With the election a week away, among the most discussed measures in California are Prop. 4 and 8.
Prop. 4 calls for unemancipated minors who want an abortion to notify their parents, legal guardian or family member.
‘It would amend the Constitution, take away women’s right to access safe, legal, confidential abortion’hellip; It overturns Roe v. Wade,’ said Olivia Ortiz, campus organizer at CSUN for the Feminist Majority Foundation. ‘It doesn’t protect teens in negative homes.’
The FMF is a political non- profit organization which, according to the mission statement, promotes equality for women and men, non-violence, reproductive health, peace, social justice and economic development and to enhance feminist participation in public policy.’
‘It began 21 years ago with students on the UCLA campus fighting Prop. 209,’ said Ortiz. Prop. 209 was a measure that sought to make Affirmative action illegal.
Currently the FMF is trying to mobilize students at CSUN, to remind students and let them know about Props. 4 and 8.
Prop. 8 is a measure that would make same sex marriage in California illegal. If passed the state constitution will only recognize marriages as between a man and a woman. If passed, would take away the right to same-sex marriage in California, said Emily Pudalov, an assistant at FMF. ‘It singles out one group of people for discrimination,’ said’ Ortiz.
In preparation for election day, the campus’ FMF-affiliated organizations and university organizers have been putting together voter registration events, tabling, and working side by side with LGBTA groups. They are organizing election day awareness campaigns where volunteers will hold up signs on Nov. 4.

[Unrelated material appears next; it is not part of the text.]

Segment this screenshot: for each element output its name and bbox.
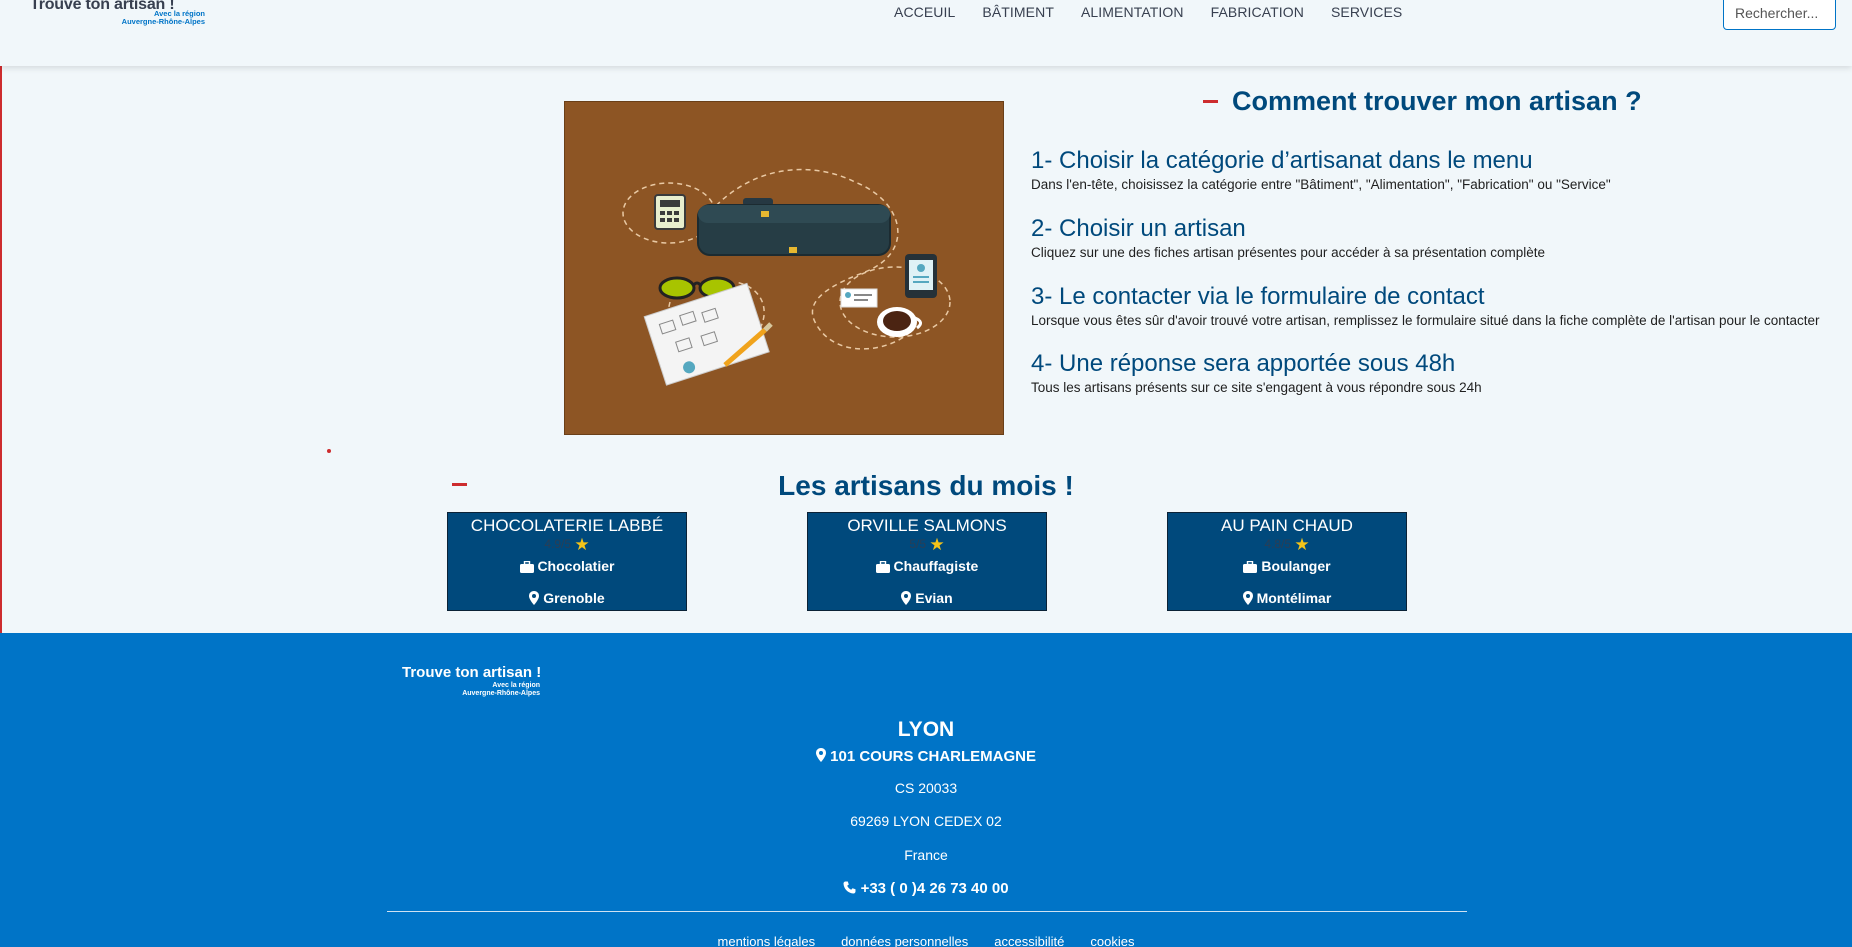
- link-cookies[interactable]: cookies: [1090, 934, 1134, 947]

The campus organizers are made up of volunteers which participate in rallies, demonstrations and other events for legal and women’s rights. One of the affiliations of the FMF are the Women’s Research and Resource Center, which is also currently helping raise awareness on Props. 4 and 8.’ The center advocates awareness of social change, rape, domestic violence and eating disorders, said June Kwon, WRRC member.
Stephanie Montes, assistant director at the WRRC, said the group distributed flyers on Magnolia Walk to students in order to provide information about the propositions on the ballot.
‘We are registering people to vote, letting them know the pros and cons of (both propositions),’ said Kwon.